The experts said that since the current generation of SSRI (selective serotonin reuptake inhibitors) antidepressants - including Eli Lilly's blockbuster Prozac - are widely available as cheap generics, there is reluctance among health services to fund expensive new drugs that may not be much better.

That is partly because existing medications, whilst by no means perfect, are quite effective in more than half of patients, the specialists said, and partly because in this condition in particular, placebo can have a massive impact.

That makes it difficult, they explained, to show that a new drug is working above and beyond a positive placebo response and an already effective generation of available drugs.

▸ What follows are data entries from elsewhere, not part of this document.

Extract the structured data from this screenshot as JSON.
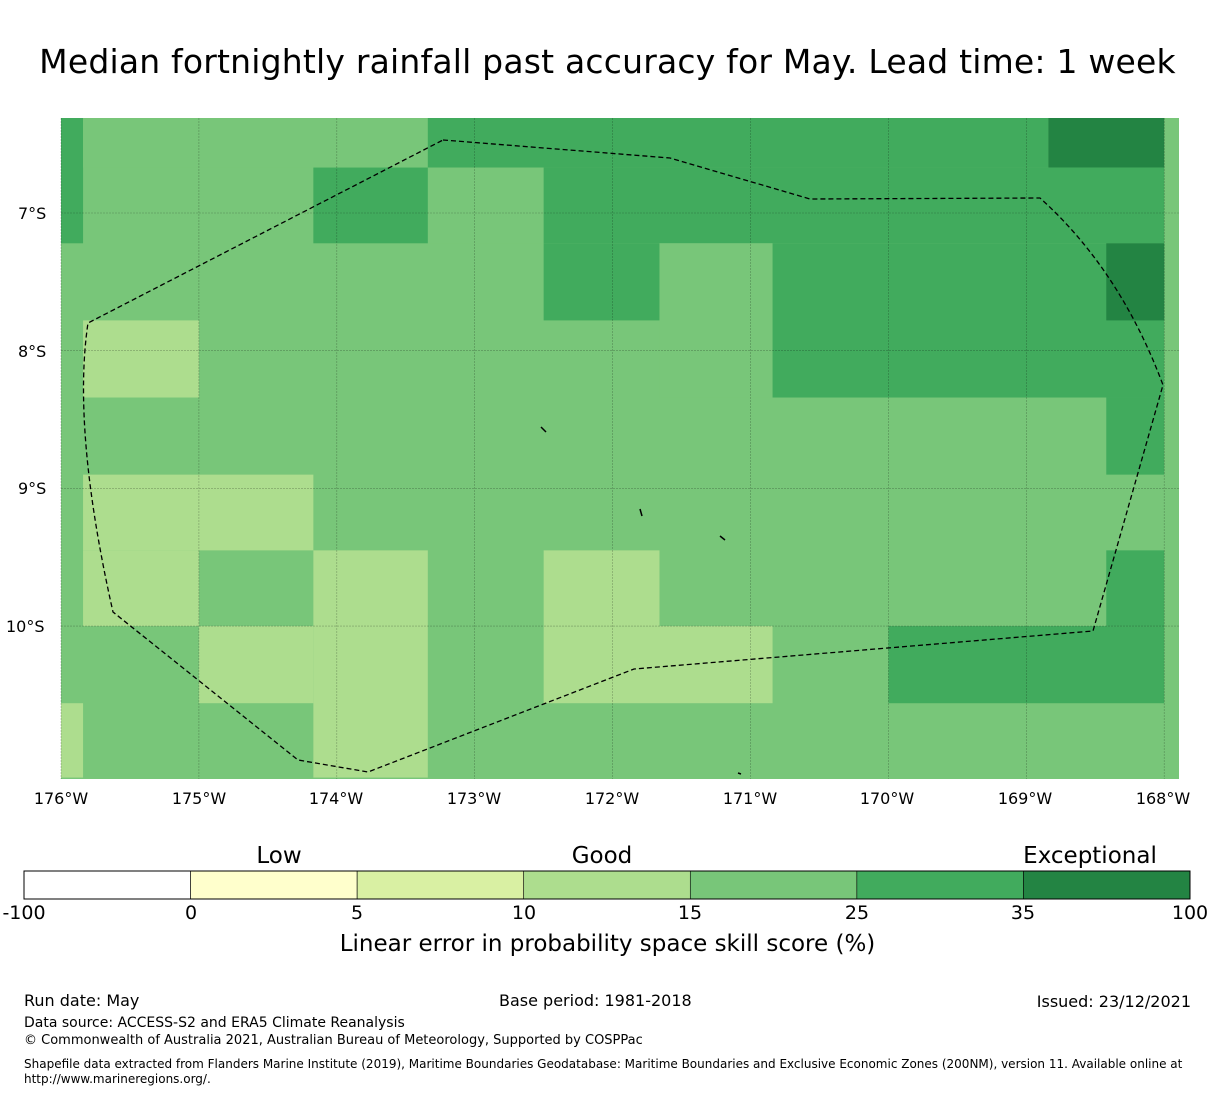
{
  "title": "Median fortnightly rainfall past accuracy for May. Lead time: 1 week",
  "map": {
    "lon_ticks": [
      "176°W",
      "175°W",
      "174°W",
      "173°W",
      "172°W",
      "171°W",
      "170°W",
      "169°W",
      "168°W"
    ],
    "lat_ticks": [
      "7°S",
      "8°S",
      "9°S",
      "10°S"
    ],
    "extent": {
      "lon": [
        -176,
        -168
      ],
      "lat": [
        -11.1,
        -6.3
      ]
    },
    "grid": true,
    "colors": {
      "c15_25": "#78c679",
      "c10_15": "#addd8e",
      "c25_35": "#41ab5d",
      "c35_100": "#238443"
    },
    "cells": [
      {
        "lon": [
          -176.0,
          -175.84
        ],
        "lat": [
          -6.3,
          -7.22
        ],
        "score_class": "25-35"
      },
      {
        "lon": [
          -175.84,
          -173.34
        ],
        "lat": [
          -6.3,
          -6.67
        ],
        "score_class": "15-25"
      },
      {
        "lon": [
          -173.34,
          -168.84
        ],
        "lat": [
          -6.3,
          -6.67
        ],
        "score_class": "25-35"
      },
      {
        "lon": [
          -168.84,
          -168.0
        ],
        "lat": [
          -6.3,
          -6.67
        ],
        "score_class": "35-100"
      },
      {
        "lon": [
          -173.34,
          -172.5
        ],
        "lat": [
          -6.67,
          -7.22
        ],
        "score_class": "15-25"
      },
      {
        "lon": [
          -174.17,
          -173.34
        ],
        "lat": [
          -6.67,
          -7.22
        ],
        "score_class": "25-35"
      },
      {
        "lon": [
          -172.5,
          -168.0
        ],
        "lat": [
          -6.67,
          -7.22
        ],
        "score_class": "25-35"
      },
      {
        "lon": [
          -172.5,
          -171.66
        ],
        "lat": [
          -7.22,
          -7.78
        ],
        "score_class": "25-35"
      },
      {
        "lon": [
          -171.66,
          -170.84
        ],
        "lat": [
          -7.22,
          -8.34
        ],
        "score_class": "15-25"
      },
      {
        "lon": [
          -170.84,
          -168.0
        ],
        "lat": [
          -7.22,
          -8.34
        ],
        "score_class": "25-35"
      },
      {
        "lon": [
          -168.42,
          -168.0
        ],
        "lat": [
          -7.22,
          -7.78
        ],
        "score_class": "35-100"
      },
      {
        "lon": [
          -175.84,
          -175.0
        ],
        "lat": [
          -7.78,
          -8.34
        ],
        "score_class": "10-15"
      },
      {
        "lon": [
          -168.42,
          -168.0
        ],
        "lat": [
          -8.34,
          -8.9
        ],
        "score_class": "25-35"
      },
      {
        "lon": [
          -175.84,
          -174.17
        ],
        "lat": [
          -8.9,
          -9.45
        ],
        "score_class": "10-15"
      },
      {
        "lon": [
          -175.84,
          -175.0
        ],
        "lat": [
          -9.45,
          -10.0
        ],
        "score_class": "10-15"
      },
      {
        "lon": [
          -174.17,
          -173.34
        ],
        "lat": [
          -9.45,
          -11.1
        ],
        "score_class": "10-15"
      },
      {
        "lon": [
          -172.5,
          -171.66
        ],
        "lat": [
          -9.45,
          -10.0
        ],
        "score_class": "10-15"
      },
      {
        "lon": [
          -168.42,
          -168.0
        ],
        "lat": [
          -9.45,
          -10.0
        ],
        "score_class": "25-35"
      },
      {
        "lon": [
          -175.0,
          -174.17
        ],
        "lat": [
          -10.0,
          -10.56
        ],
        "score_class": "10-15"
      },
      {
        "lon": [
          -172.5,
          -170.84
        ],
        "lat": [
          -10.0,
          -10.56
        ],
        "score_class": "10-15"
      },
      {
        "lon": [
          -170.0,
          -168.0
        ],
        "lat": [
          -10.0,
          -10.56
        ],
        "score_class": "25-35"
      },
      {
        "lon": [
          -176.0,
          -175.84
        ],
        "lat": [
          -10.56,
          -11.1
        ],
        "score_class": "10-15"
      }
    ]
  },
  "colorbar": {
    "headers": {
      "low": "Low",
      "good": "Good",
      "exceptional": "Exceptional"
    },
    "ticks": [
      "-100",
      "0",
      "5",
      "10",
      "15",
      "25",
      "35",
      "100"
    ],
    "colors": [
      "#ffffff",
      "#ffffcc",
      "#d9f0a3",
      "#addd8e",
      "#78c679",
      "#41ab5d",
      "#238443"
    ],
    "label": "Linear error in probability space skill score (%)"
  },
  "footer": {
    "run_date": "Run date: May",
    "base_period": "Base period: 1981-2018",
    "issued": "Issued: 23/12/2021",
    "data_source": "Data source: ACCESS-S2 and ERA5 Climate Reanalysis",
    "copyright": "© Commonwealth of Australia 2021, Australian Bureau of Meteorology, Supported by COSPPac",
    "shapefile": "Shapefile data extracted from Flanders Marine Institute (2019), Maritime Boundaries Geodatabase: Maritime Boundaries and Exclusive Economic Zones (200NM), version 11. Available online at http://www.marineregions.org/."
  }
}
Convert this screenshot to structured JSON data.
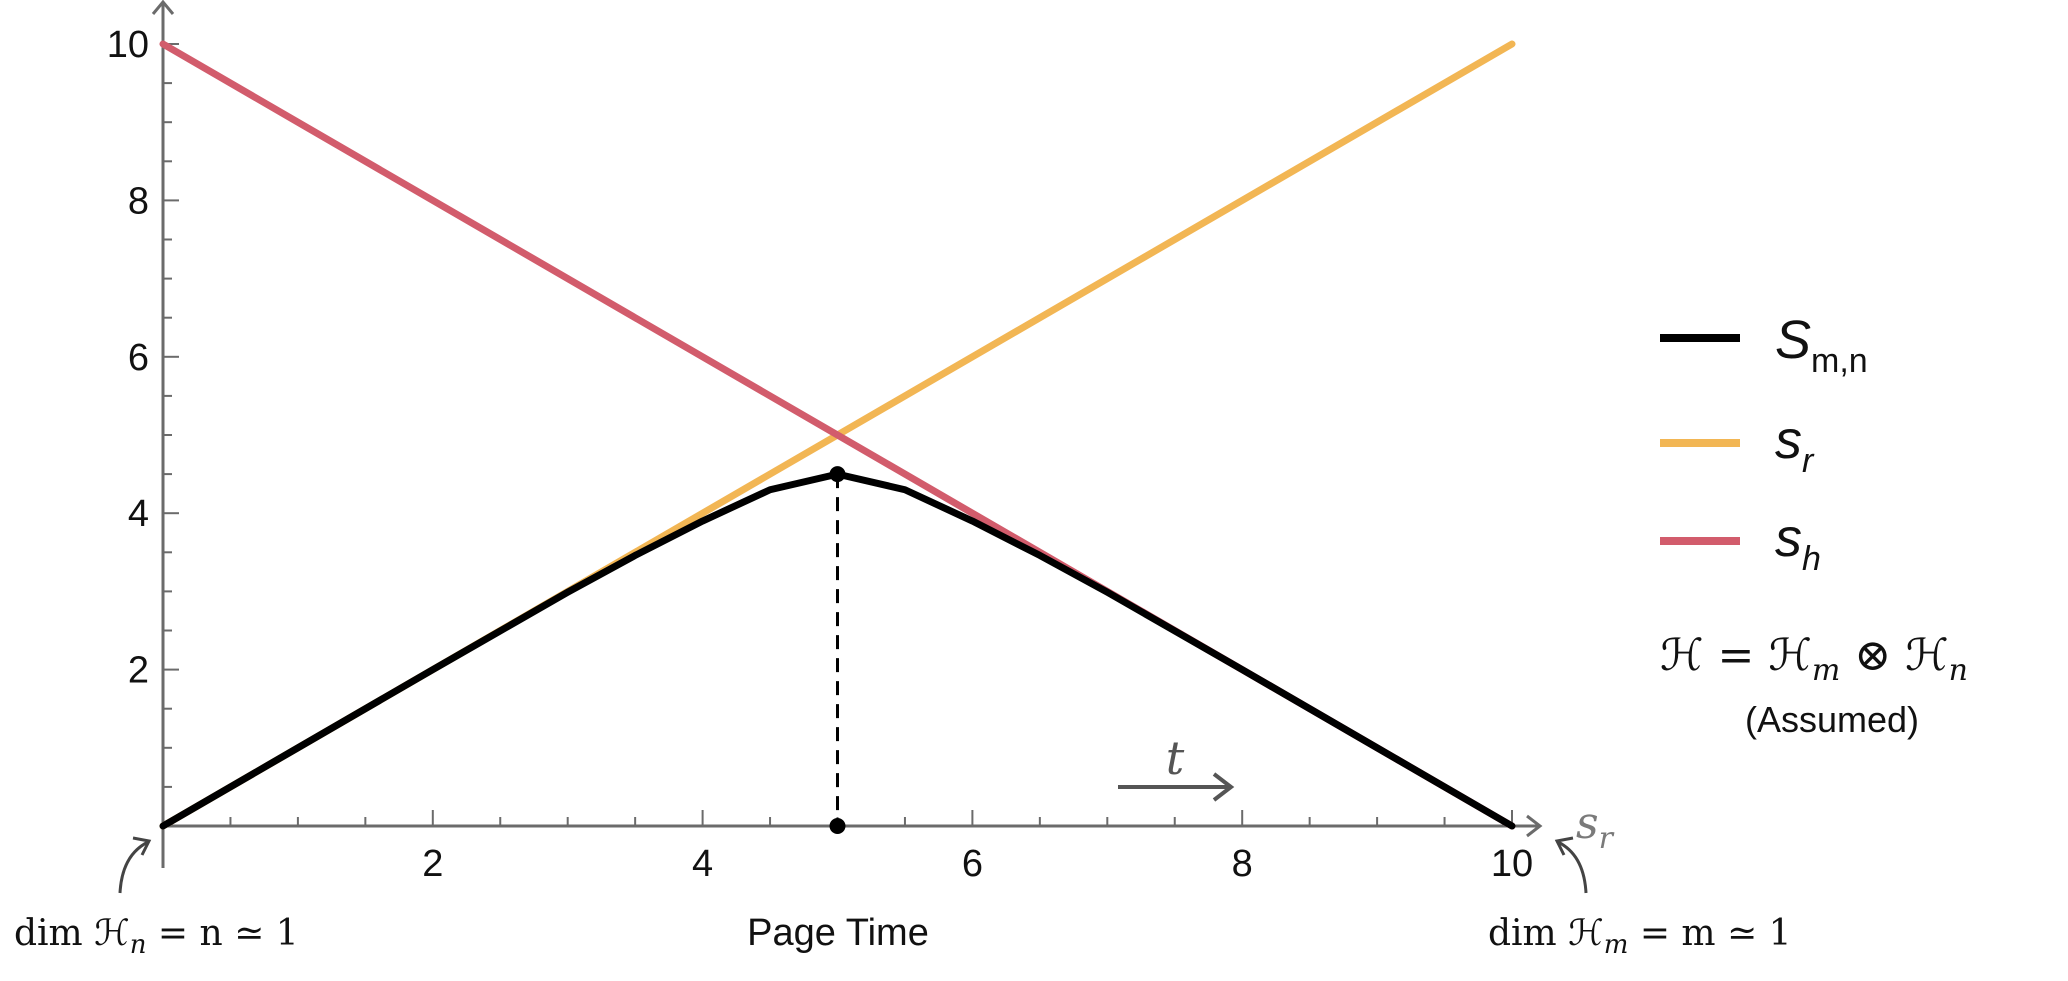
{
  "chart_data": {
    "type": "line",
    "xlabel": "Page Time",
    "xaxis_symbol": "s",
    "xaxis_symbol_sub": "r",
    "xlim": [
      0,
      10
    ],
    "ylim": [
      0,
      10
    ],
    "xticks": [
      2,
      4,
      6,
      8,
      10
    ],
    "yticks": [
      2,
      4,
      6,
      8,
      10
    ],
    "grid": false,
    "series": [
      {
        "name": "S",
        "name_sub": "m,n",
        "color": "#000000",
        "x": [
          0,
          1,
          2,
          3,
          3.5,
          4,
          4.5,
          5,
          5.5,
          6,
          6.5,
          7,
          8,
          9,
          10
        ],
        "y": [
          0,
          1,
          2,
          2.99,
          3.46,
          3.9,
          4.3,
          4.5,
          4.3,
          3.9,
          3.46,
          2.99,
          2,
          1,
          0
        ]
      },
      {
        "name": "s",
        "name_sub": "r",
        "color": "#F2B654",
        "x": [
          0,
          10
        ],
        "y": [
          0,
          10
        ]
      },
      {
        "name": "s",
        "name_sub": "h",
        "color": "#D25C6C",
        "x": [
          0,
          10
        ],
        "y": [
          10,
          0
        ]
      }
    ],
    "marked_point": {
      "x": 5,
      "y": 4.5
    },
    "annotations": {
      "time_arrow": "t",
      "left_note": "dim ℋ",
      "left_note_sub": "n",
      "left_note_rest": " = n ≃ 1",
      "right_note": "dim ℋ",
      "right_note_sub": "m",
      "right_note_rest": " = m ≃ 1",
      "hilbert_lhs": "ℋ = ℋ",
      "hilbert_sub_m": "m",
      "hilbert_mid": " ⊗ ℋ",
      "hilbert_sub_n": "n",
      "assumed": "(Assumed)"
    },
    "legend_placement": "right"
  }
}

Depression is already one of the most common forms of mental illness, affecting more than 350 million people worldwide and ranking as the leading cause of disability globally, according to the World Health Organization.

And rates are rising. Glyn Lewis, a professor of psychiatric epidemiology at University College London, cited data for England showing a doubling in prescriptions for antidepressants in a decade, to 61 million in 2015 from 31 million in 2005.

In the United States too, more people than ever are taking antidepressants. A study in the Journal of the American Medical Association (JAMA) in 2015 found that prevalence almost doubled from 1999 to 2012, rising to 13 from 6.9 percent.

Yet several major drug companies including GlaxoSmithKline and AstraZeneca have scaled right back on neuroscience R&D in recent years, citing unfavorable risk-reward prospects.

Goodwin said the absence of a drug development pipeline was also due to lagging scientific research into what is really happening in the brains of those who do and do not respond to current antidepressants.

"It's partly a failure of science, to be frank," said Goodwin. "Scientists have to ... get more of an understanding about how these things actually work before we can then propose ways to improve them."